What has worked particularly well and saves time during telephone consultations is setting up an emailing system.
This works efficiently as prior to the consultation, for example at the time of booking, if the complaint involves a skin condition - such as a rash, lumps, bumps etc. - the reception team will request that the patient takes a series of photos with their smart phone and email the secure practice email.
Many practices are practices are using accuRx software to upload photos of skin conditions during the consultation. However, this causes a delay in the consultation whilst waiting for the patient to take and send photos - and requires the GP to call them back to discuss. Using the suggested emailing system, in which photos are sent in advance, saves time.
Gain explicit patient consent before photos are sent
Within this email the patient writes their names and date of birth, including explicit consent for the photos to be viewed by a clinician and attached to telederm referrals if necessary.
This is particularly important for patients who consent to email photos of genital and breast lesions, which are deleted immediately after viewing. Passwords can also be applied to protect these images during emailing.
Ensure easy acces to photos during telephone consultation
The emails are sorted by admin staff into a separate inbox folder entitled ‘doctor requested emails’. The images are then easily found for viewing before or during the telephone call, and a focused history and management discussion can be formed without delay, just like a normal face-to-face appointment.
Video calls are an option - but picture quality is not as good as emailed smartphone photos
There is also the option of video consulting but this is very much dependent on the computer or phone quality of the patient, and we have found the quality is not as good as emailing photos.
Most images from patients' phones are extremely high quality as most people have high resolution cameras on their smartphones, with the latest camera being 48 megapixels.

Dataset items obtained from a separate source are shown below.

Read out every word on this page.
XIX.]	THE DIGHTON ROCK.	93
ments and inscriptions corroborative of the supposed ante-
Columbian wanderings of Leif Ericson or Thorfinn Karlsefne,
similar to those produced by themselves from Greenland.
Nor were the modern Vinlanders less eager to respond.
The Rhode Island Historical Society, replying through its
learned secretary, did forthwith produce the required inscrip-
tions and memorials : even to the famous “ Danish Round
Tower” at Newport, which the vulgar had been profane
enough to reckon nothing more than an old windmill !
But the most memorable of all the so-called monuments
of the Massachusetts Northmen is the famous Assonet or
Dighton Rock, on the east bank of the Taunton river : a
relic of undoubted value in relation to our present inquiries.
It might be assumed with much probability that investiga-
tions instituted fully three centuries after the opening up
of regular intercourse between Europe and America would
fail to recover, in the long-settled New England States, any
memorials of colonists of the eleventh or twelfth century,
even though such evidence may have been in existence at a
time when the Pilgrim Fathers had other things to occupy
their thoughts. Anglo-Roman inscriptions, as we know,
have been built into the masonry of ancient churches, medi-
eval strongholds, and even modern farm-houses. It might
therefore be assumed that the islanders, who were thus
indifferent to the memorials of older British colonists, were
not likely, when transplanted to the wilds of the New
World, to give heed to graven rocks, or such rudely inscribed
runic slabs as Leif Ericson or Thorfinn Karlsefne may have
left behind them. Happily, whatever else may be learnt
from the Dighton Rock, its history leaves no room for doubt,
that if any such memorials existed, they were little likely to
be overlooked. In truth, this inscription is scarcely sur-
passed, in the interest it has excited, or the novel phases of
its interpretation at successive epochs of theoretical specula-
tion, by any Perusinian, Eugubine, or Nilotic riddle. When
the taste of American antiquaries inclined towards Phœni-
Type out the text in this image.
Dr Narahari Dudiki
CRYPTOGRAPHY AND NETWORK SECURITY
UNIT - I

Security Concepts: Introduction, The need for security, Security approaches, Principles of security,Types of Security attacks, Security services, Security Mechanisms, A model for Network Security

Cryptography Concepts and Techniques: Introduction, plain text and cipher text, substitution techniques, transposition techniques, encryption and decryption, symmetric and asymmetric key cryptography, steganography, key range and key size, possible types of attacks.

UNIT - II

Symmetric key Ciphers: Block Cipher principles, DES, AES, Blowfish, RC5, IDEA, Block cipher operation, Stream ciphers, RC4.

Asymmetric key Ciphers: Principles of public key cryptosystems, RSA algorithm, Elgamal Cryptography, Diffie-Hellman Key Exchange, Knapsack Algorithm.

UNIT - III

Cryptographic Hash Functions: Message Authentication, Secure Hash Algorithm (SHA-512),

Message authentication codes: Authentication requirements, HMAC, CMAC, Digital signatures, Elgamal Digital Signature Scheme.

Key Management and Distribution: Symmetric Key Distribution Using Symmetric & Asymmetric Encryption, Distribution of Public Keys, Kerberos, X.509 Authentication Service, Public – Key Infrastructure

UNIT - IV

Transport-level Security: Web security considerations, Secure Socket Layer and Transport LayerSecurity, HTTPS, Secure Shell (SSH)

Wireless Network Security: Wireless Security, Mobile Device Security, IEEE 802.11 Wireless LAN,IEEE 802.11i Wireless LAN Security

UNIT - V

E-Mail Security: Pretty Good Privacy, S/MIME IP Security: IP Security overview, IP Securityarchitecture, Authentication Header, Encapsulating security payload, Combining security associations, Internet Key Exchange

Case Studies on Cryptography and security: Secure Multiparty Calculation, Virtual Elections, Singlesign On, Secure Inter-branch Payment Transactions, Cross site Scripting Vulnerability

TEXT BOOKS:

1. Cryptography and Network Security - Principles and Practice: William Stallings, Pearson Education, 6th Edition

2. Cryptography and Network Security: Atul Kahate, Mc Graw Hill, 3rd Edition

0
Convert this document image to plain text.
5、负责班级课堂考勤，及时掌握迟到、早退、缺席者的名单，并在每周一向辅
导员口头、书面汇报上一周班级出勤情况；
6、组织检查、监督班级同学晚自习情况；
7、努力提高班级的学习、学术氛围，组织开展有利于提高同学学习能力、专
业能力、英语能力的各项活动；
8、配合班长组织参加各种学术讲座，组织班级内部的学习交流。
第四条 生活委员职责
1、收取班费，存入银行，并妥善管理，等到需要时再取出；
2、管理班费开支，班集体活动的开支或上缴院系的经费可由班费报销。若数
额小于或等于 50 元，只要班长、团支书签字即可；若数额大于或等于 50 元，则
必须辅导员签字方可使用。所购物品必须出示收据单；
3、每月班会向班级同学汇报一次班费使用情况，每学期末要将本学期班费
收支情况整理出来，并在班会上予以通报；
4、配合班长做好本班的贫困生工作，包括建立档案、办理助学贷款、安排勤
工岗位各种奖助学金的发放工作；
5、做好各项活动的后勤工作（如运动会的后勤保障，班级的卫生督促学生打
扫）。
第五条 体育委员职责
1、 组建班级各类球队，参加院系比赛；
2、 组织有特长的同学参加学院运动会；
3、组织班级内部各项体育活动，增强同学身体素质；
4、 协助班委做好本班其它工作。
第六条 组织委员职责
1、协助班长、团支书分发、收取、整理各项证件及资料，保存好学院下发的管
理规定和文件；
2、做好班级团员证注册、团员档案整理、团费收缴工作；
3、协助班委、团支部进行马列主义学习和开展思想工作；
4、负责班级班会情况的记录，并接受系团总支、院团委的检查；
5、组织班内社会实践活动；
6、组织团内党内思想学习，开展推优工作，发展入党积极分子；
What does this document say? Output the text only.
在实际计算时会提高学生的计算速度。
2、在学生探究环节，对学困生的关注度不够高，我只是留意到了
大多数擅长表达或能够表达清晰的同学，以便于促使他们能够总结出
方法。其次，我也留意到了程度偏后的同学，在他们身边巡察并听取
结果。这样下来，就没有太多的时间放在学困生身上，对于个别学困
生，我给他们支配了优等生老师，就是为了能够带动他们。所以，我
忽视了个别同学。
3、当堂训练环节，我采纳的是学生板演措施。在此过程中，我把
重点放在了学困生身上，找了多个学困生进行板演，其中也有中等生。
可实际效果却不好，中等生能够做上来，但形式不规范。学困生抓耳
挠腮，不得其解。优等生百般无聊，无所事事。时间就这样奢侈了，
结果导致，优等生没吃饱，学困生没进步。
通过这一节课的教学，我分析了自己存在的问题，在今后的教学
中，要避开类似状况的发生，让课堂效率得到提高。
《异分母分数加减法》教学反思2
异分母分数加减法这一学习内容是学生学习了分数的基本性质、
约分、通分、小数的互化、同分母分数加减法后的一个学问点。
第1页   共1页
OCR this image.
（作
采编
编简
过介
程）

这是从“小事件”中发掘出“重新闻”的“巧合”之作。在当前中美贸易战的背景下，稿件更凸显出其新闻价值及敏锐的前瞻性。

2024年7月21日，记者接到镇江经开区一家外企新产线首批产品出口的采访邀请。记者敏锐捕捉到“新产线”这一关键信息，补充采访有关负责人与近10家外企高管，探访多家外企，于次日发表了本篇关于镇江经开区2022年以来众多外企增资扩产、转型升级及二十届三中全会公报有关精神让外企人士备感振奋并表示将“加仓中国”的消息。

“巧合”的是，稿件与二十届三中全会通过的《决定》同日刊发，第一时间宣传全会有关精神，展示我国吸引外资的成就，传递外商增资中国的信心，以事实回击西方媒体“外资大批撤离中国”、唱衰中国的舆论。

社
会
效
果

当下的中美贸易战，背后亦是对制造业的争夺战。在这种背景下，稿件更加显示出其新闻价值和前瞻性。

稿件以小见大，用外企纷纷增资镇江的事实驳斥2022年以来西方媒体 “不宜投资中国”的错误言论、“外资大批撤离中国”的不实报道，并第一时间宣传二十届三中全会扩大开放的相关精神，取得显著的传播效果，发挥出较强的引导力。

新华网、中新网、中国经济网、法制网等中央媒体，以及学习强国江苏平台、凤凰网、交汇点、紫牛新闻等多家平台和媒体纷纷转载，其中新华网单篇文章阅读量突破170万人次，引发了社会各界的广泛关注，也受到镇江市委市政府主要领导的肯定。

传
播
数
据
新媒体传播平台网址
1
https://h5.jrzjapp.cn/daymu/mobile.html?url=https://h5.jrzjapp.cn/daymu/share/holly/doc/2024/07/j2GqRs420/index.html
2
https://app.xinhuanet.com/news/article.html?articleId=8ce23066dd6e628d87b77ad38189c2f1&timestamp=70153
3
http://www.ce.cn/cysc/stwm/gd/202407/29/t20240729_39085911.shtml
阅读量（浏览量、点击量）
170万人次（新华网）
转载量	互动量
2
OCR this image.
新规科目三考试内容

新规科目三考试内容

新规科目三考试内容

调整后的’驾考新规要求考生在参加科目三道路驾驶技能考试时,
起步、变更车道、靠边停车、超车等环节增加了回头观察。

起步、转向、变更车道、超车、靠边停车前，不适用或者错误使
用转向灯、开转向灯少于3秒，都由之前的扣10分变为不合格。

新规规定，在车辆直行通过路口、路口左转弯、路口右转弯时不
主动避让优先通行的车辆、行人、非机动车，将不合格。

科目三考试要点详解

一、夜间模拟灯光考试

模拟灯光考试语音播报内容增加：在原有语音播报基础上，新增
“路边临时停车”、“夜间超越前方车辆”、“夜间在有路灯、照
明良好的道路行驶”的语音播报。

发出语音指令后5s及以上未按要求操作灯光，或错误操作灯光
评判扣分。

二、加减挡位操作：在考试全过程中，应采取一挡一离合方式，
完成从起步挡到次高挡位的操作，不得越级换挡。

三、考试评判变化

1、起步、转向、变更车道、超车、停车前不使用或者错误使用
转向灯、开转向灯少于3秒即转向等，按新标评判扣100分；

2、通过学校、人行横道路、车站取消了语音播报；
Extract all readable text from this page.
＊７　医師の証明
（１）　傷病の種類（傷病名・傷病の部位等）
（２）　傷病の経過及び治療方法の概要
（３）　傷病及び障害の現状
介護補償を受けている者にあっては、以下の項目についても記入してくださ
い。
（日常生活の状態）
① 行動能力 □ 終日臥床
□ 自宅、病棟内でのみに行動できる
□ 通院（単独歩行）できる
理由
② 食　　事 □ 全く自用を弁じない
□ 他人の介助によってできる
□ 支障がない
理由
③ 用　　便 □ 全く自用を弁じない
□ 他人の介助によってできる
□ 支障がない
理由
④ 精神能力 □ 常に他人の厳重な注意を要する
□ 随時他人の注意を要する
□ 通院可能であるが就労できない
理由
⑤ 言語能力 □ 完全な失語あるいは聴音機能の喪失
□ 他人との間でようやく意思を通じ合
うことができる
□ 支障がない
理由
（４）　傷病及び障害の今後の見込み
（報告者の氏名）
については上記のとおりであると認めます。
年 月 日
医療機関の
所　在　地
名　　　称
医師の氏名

This gives a detailed close-up view of the lesion, and patients themselves will often take the time to find optimal lighting and send multiple images.
If rashes are spread diffusely we ask for multiple or zoomed out images to see the extent of spread. All the aspects allow a more detailed examination and allow us to save time compared with a real-time consultation or video call.
Share photos from previous consultations during follow-ups
In terms of follow up, images can be compared from previous consultations, to show the effectiveness before and after treatment, allowing clinicians who may have not seen the rash before to see improvement or progression with treatment.
These images can also then be easily uploaded for storage on EMIS or attached to Telederm referrals allowing specialists to view and make clinical decisions with photos rather than vague rash descriptions.